La scuola cattolica, come 40 secondi, si affida a un romanzo (in questo caso quello omonimo di Edoardo Albinati) per ricostruire i fatti precedenti (e quelli immediatamente successivi) che hanno poi portato al massacro del Circeo avvenuto tra il 29 e il 30 settembre 1975 dove due ragazze, Rosaria Lopez e Donatella Colasanti, sono state attirate con l’inganno in una villa da tre studenti di buona famiglia (Gianni Guido, Angelo Izzo e Andrea Ghira) per essere poi stuprate e torturate. La prima è morta, l’altra è riuscita miracolosamente a salvarsi.
Dogman (guarda la video recensione) di Matteo Garrone è, a sua volta, liberamente ispirato al delitto del Canaro avvenuto a Roma il 18 febbraio 1988 quando Pietro De Negri, un uomo mite che aveva un negozio di toelettatura di cani in via della Magliana 253L, fa fuori l’ex pugile dilettante Giancarlo Ricci. Attraverso questi due personaggi, rispettivamente interpretati da Marcello Fonte (premiato al Festival di Cannes di quell’anno come migliore attore) ed Edoardo Pesce, lo stile di Garrone, rispetto ai precedenti esempi, si muove nella direzione di una potentissima dimensione onirica. Non c’è solo la secchezza, l’oggettività del racconto, ma entrano in gioco le forme più decise del cinema di genere simili a quelle di un malinconico polar alla Melville.
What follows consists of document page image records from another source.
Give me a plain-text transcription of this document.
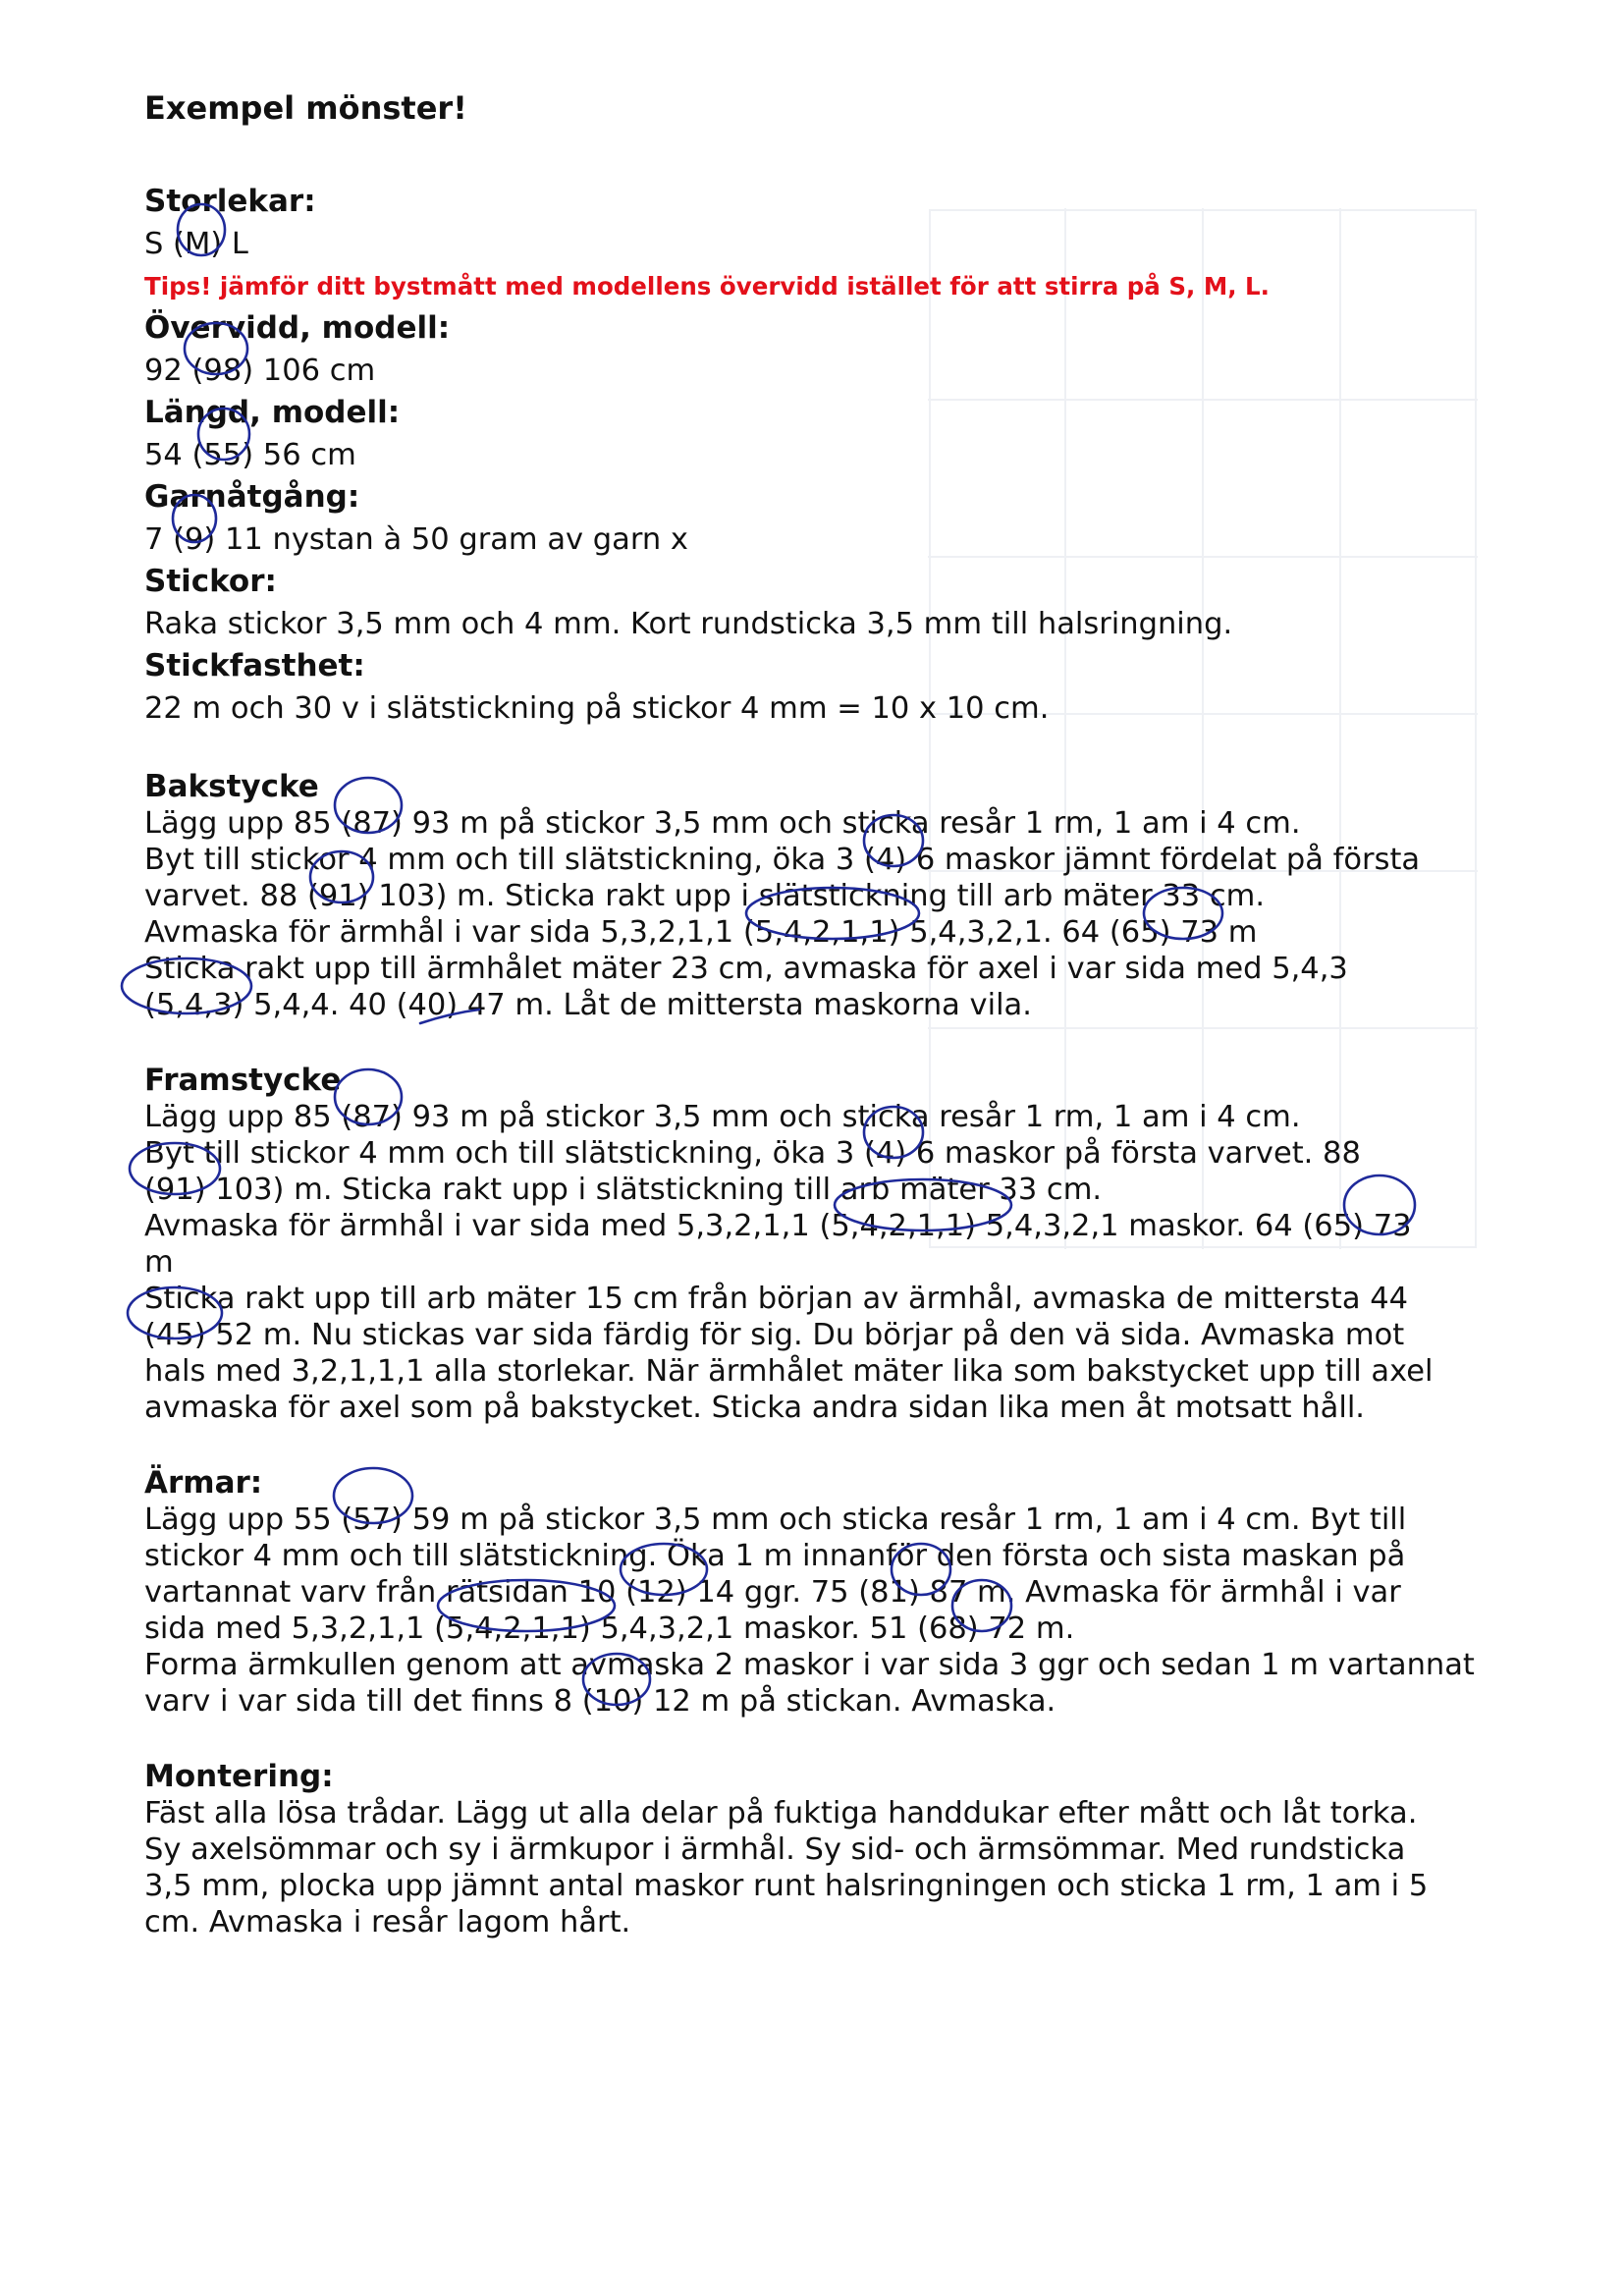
Exempel mönster!

Storlekar:

S (M) L

Tips! jämför ditt bystmått med modellens övervidd istället för att stirra på S, M, L.

Övervidd, modell:

92 (98) 106 cm

Längd, modell:

54 (55) 56 cm

Garnåtgång:

7 (9) 11 nystan à 50 gram av garn x

Stickor:

Raka stickor 3,5 mm och 4 mm. Kort rundsticka 3,5 mm till halsringning.

Stickfasthet:

22 m och 30 v i slätstickning på stickor 4 mm = 10 x 10 cm.

Bakstycke

Lägg upp 85 (87) 93 m på stickor 3,5 mm och sticka resår 1 rm, 1 am i 4 cm.

Byt till stickor 4 mm och till slätstickning, öka 3 (4) 6 maskor jämnt fördelat på första

varvet. 88 (91) 103) m. Sticka rakt upp i slätstickning till arb mäter 33 cm.

Avmaska för ärmhål i var sida 5,3,2,1,1 (5,4,2,1,1) 5,4,3,2,1. 64 (65) 73 m

Sticka rakt upp till ärmhålet mäter 23 cm, avmaska för axel i var sida med 5,4,3

(5,4,3) 5,4,4. 40 (40) 47 m. Låt de mittersta maskorna vila.

Framstycke

Lägg upp 85 (87) 93 m på stickor 3,5 mm och sticka resår 1 rm, 1 am i 4 cm.

Byt till stickor 4 mm och till slätstickning, öka 3 (4) 6 maskor på första varvet. 88

(91) 103) m. Sticka rakt upp i slätstickning till arb mäter 33 cm.

Avmaska för ärmhål i var sida med 5,3,2,1,1 (5,4,2,1,1) 5,4,3,2,1 maskor. 64 (65) 73

m

Sticka rakt upp till arb mäter 15 cm från början av ärmhål, avmaska de mittersta 44

(45) 52 m. Nu stickas var sida färdig för sig. Du börjar på den vä sida. Avmaska mot

hals med 3,2,1,1,1 alla storlekar. När ärmhålet mäter lika som bakstycket upp till axel

avmaska för axel som på bakstycket. Sticka andra sidan lika men åt motsatt håll.

Ärmar:

Lägg upp 55 (57) 59 m på stickor 3,5 mm och sticka resår 1 rm, 1 am i 4 cm. Byt till

stickor 4 mm och till slätstickning. Öka 1 m innanför den första och sista maskan på

vartannat varv från rätsidan 10 (12) 14 ggr. 75 (81) 87 m. Avmaska för ärmhål i var

sida med 5,3,2,1,1 (5,4,2,1,1) 5,4,3,2,1 maskor. 51 (68) 72 m.

Forma ärmkullen genom att avmaska 2 maskor i var sida 3 ggr och sedan 1 m vartannat

varv i var sida till det finns 8 (10) 12 m på stickan. Avmaska.

Montering:

Fäst alla lösa trådar. Lägg ut alla delar på fuktiga handdukar efter mått och låt torka.

Sy axelsömmar och sy i ärmkupor i ärmhål. Sy sid- och ärmsömmar. Med rundsticka

3,5 mm, plocka upp jämnt antal maskor runt halsringningen och sticka 1 rm, 1 am i 5

cm. Avmaska i resår lagom hårt.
Infine, una delle miniserie di maggior successo di Netflix di adesso, Il mostro, riporta alla luce il caso del mostro di Firenze che tra il 1968 e il 1985 è stato l’autore di otto duplici omicidi. Le vittime erano delle giovani coppie che si appartavano in auto nei dintorni nei pressi di Firenze. Diretta da Stefano Sollima, suddivisa in quattro episodi, la miniserie ha una struttura quasi speculare al film di Alfieri e segue un filone giudiziario ben definito, quello della pista sarda; in ogni puntata c’è infatti il punto di vista di un personaggio diverso coinvolto nella vicenda. Si comincia con Stefano Mele per poi proseguire con Francesco Vinci, Giovanni Mele e Salvatore Vinci. Forse l’approccio di Sollima e Alfieri è simile: ricostruire la realtà riportando alla luce gli episodi di cronaca con un cinema che ha un impatto immediato, diretto e coinvolgente.